A majority of physicians believe that they can meet the proposed Stage 3 objectives by the 2018 deadline, but have little love for the program itself, according to a new survey.
The survey, designed by Healthcare Informatics and conducted by QuantiaMD, a Massachusetts-based social network for physicians, polled 150 doctors about the proposed rule implementing Stage 3, which was released March 20. Seventy-one percent said that they could meet Stage 3's eight objectives by 2018, which is when compliance would no longer be optional.

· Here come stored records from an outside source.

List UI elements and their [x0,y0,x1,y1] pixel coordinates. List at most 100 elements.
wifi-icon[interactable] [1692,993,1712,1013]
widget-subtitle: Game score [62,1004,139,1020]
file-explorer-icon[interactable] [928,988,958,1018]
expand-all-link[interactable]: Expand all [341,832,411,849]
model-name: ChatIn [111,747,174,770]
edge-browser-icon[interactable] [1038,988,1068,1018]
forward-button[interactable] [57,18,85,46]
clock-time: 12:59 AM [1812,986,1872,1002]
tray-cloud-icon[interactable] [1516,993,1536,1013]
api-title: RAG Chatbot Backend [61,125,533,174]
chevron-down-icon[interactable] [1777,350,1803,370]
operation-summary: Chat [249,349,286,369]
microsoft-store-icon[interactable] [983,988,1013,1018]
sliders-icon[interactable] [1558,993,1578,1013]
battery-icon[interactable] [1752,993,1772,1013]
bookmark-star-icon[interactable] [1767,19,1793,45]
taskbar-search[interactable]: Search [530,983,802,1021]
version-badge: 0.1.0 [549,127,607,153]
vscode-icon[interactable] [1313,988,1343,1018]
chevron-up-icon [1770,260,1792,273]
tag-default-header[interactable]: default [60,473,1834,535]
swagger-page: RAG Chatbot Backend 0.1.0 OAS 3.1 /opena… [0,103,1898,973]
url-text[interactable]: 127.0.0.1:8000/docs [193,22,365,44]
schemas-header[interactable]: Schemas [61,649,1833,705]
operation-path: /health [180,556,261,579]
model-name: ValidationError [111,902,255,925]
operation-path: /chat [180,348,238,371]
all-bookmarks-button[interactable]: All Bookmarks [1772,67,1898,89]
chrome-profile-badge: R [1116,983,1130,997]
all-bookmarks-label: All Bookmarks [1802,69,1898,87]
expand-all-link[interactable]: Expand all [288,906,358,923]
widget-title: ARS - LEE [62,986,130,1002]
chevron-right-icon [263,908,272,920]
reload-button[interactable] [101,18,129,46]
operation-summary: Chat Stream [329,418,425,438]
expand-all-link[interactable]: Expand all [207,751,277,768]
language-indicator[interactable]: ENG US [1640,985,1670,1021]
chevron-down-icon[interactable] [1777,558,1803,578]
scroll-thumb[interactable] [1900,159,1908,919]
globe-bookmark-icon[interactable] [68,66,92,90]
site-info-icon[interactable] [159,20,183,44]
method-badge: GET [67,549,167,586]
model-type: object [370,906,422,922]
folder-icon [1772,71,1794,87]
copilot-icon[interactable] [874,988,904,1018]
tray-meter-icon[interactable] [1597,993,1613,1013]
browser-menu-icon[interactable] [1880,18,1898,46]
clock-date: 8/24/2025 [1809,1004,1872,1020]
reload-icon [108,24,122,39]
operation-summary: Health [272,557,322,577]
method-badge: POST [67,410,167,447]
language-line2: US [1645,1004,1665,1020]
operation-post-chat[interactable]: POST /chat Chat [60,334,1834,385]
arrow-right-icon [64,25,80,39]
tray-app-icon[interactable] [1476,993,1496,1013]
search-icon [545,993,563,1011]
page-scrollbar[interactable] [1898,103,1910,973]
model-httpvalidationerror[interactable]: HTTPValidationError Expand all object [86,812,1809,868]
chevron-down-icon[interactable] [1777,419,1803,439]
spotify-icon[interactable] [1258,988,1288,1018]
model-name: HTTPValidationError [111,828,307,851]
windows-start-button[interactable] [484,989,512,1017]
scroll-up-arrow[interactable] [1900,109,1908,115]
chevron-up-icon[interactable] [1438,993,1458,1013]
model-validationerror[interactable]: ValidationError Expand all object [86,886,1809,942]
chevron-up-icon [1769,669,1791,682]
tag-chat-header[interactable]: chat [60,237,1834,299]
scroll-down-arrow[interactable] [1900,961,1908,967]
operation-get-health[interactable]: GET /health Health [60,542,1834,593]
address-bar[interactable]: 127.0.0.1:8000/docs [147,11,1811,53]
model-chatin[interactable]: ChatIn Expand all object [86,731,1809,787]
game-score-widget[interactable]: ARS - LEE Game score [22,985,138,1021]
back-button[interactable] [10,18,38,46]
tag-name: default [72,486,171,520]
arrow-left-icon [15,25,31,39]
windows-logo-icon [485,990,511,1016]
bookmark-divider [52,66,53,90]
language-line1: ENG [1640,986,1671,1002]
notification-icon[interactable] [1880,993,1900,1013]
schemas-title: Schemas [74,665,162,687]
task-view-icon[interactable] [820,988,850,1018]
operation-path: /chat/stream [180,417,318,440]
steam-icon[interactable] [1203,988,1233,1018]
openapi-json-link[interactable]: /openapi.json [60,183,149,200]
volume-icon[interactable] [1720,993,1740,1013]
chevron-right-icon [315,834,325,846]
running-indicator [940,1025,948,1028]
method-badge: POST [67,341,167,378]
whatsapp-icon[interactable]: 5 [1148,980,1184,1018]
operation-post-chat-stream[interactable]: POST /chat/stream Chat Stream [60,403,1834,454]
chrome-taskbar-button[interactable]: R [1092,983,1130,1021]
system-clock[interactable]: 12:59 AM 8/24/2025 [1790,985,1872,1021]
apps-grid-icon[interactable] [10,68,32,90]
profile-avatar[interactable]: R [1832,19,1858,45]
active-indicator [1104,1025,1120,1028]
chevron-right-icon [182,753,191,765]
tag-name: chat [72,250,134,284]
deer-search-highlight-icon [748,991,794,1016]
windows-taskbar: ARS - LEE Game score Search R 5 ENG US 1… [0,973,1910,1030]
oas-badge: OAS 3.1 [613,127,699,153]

However, only 38 percent said that the government did a "fair" job with the proposed rules, and many respondents expressed disdain for the program itself; several even recommended that the program be abolished. Some of the biggest concerns about Stage 3 included the imposition of penalties, the timelines and the difficulty of getting patients to sign up to access their electronic health records.
More than half (53.3 percent) named patient engagement as the objective that would be most difficult to meet, followed by coordination of care, at 42.7 percent. The three objectives seen as easiest to meet were electronic prescribing, health information exchange and protecting patient information.
The proposed rules come at a time when the Meaningful Use program has come under increasing scrutiny and is somewhat in flux. Physician adoption of EHRs appears to be leveling off, although more payment models require the use of such systems. The Medicare Access and CHIP Reauthorization Act (MICRA), which would repeal the sustainable growth rate formula and which has passed in the House, also would substantially revamp the Meaningful Use program.